In the event that positive GDP data for the U.S. to begin the transfer of funds from the protected assets in shares of oil and metallurgical sectors
Movie promises to be interesting
On Friday equity markets frozen in anticipation of the U.S. GDP for the 2 nd quarter. In case of deviation from the real data forecast, we see sharp movements in stock markets. Let's try to analyze what we expect from the data on the economy of America for 2 square meters.
Let's start with the UK, published data on its GDP the previous week. They presented an unpleasant surprise for investors, showing a decline of -0.8% versus expectations of -0.3%. Hopes for a rapid exit the economy of this country of the worst recession did not materialize, even though the emergence of green sprout into a number of predictive indicators.
So, that includes data on U.S. GDP: consumption of goods and services, investment, government spending, balance of trade.
Special attention of investors in the GDP will certainly be drawn to the level of personal consumption of Americans, which currently occupies about 56% of U.S. GDP. Given that America is a net importer of goods and services from these data depends, as the level of potential exports from Europe and Asia, and the reduction of fear in the transfer of interest to Americans of the accumulation. I do not think that this component, we will see good numbers, considering that the unemployment rate in the country continues to grow and is approaching 10%, and the savings rate peaked in the last 14 years is 5.7%. Consumers traditionally cut their spending in order to withstand the worst conditions of the crisis for more than 60 years.
component investment.
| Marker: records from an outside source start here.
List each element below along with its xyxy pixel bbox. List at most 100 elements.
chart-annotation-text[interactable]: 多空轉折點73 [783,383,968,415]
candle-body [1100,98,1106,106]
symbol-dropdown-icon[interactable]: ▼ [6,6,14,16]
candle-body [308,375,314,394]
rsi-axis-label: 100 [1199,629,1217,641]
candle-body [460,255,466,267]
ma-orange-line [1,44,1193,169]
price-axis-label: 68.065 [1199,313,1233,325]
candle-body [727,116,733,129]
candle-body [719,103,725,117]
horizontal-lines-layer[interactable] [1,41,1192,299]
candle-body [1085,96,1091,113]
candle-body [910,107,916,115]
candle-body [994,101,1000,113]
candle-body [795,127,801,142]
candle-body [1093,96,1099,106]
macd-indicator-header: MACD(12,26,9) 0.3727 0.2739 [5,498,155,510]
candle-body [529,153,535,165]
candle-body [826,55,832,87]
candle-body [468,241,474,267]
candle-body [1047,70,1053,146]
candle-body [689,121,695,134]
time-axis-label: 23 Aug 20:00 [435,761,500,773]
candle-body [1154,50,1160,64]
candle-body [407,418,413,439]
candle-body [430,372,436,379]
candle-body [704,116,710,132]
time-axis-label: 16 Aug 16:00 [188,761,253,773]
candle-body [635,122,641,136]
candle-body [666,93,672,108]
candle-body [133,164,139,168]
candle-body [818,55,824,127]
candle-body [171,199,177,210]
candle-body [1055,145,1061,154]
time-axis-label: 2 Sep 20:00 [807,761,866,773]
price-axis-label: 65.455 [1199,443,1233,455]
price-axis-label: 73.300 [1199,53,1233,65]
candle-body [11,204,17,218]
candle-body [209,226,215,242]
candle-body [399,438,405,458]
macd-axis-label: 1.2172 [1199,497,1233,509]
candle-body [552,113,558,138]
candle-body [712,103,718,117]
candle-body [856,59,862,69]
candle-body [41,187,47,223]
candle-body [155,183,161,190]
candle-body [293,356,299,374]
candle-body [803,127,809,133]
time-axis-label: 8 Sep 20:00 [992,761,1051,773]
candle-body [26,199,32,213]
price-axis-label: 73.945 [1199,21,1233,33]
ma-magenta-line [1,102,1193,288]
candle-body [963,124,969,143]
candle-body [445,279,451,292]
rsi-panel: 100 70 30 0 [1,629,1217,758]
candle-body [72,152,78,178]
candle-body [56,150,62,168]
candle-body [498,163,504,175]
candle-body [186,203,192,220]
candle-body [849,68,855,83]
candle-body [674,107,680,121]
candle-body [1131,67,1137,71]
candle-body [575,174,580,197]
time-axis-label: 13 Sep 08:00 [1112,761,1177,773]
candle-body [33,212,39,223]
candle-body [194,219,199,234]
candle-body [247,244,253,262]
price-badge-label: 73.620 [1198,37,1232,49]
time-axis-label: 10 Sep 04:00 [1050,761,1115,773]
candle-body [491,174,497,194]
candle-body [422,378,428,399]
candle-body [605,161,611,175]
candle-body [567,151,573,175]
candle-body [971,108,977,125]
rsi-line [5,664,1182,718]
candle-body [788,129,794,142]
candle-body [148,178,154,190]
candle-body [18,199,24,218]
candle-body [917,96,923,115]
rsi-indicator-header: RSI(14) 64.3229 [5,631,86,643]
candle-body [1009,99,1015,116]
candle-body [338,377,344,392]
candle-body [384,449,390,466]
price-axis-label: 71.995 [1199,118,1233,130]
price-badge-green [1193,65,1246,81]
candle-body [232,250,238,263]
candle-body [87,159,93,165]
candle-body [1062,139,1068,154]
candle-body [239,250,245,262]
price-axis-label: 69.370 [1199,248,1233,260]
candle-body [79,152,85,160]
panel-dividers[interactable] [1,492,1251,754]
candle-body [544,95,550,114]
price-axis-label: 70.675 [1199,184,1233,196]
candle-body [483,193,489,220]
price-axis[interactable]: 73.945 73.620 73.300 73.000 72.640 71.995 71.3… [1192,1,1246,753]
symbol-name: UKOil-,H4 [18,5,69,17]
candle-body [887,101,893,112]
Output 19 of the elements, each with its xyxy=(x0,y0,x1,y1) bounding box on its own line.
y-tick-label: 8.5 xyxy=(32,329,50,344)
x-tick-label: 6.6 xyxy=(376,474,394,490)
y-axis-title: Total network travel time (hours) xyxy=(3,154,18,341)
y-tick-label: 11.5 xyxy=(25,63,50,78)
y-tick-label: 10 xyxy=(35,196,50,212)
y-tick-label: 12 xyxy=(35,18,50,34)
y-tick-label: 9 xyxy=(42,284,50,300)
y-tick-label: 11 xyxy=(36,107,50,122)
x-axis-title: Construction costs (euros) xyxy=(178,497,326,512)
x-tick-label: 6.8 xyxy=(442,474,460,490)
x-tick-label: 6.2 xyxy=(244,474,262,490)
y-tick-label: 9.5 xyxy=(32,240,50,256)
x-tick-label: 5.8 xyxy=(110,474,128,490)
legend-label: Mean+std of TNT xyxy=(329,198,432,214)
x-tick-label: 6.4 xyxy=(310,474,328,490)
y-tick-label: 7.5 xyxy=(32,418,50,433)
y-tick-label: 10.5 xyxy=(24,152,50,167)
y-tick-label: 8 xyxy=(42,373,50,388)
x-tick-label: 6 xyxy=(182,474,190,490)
In the second quarter of American companies have continued to work in the preservation of money, reducing capital and investment. For example, the total amount of loans 15 largest banks in the U.S. declined in the 2 nd quarter to 2.8% quarter /quarter., With more than half of total lending went to previously re-made, not on new loans.
Gosrashody in the United States in the second quarter of continued growth, mainly by raising social benefits. Last June, the budget deficit rose to $ 94.316 billion and reached $ 1.086 trillion.
This component of the U.S. trade balance, perhaps, again play for the benefit of GDP growth. Recall that the U.S. trade deficit in May fell to a minimum since November 1999 and reached $ 25.96 billion last corporate accountability of American companies showed decline in sales volumes and export operations. Therefore, I think that in the 2 nd quarter, we no longer see past the pace of reducing U.S. trade deficits.
Thus, data on U.S. GDP, with the forecast of -1.5%, can give to an unpleasant surprise for investors and be a little worse than expectations. Weak U.S. GDP data will force investors to reconsider their medium-term priorities, as well as economic growth, to which we are accustomed, in the medium term is clearly weaker than forecasts. Hence, the rapid growth of stock indices this spring and summer was no more than a race for a ghost. Stock quotes and commodity contracts can quickly go down. It is also possible that the financial and stock markets react sluggishly to negative data on U.S. GDP, again confirming that they have lived their lives, far away from the real economy.
In the event that positive GDP data for the U.S., we will seecontinued transfer of speculative funds from the protected assets in stocks of cyclical companies: oil, metallurgy and mining sectors. True, too positive on the U.S. economy may raise the issue of phasing out programs to support the monetary economy and the possibilities to increase the refinancing rate.
So, be patient and take the place of the screen at 16.30 Moscow time. Movie promises to be interesting.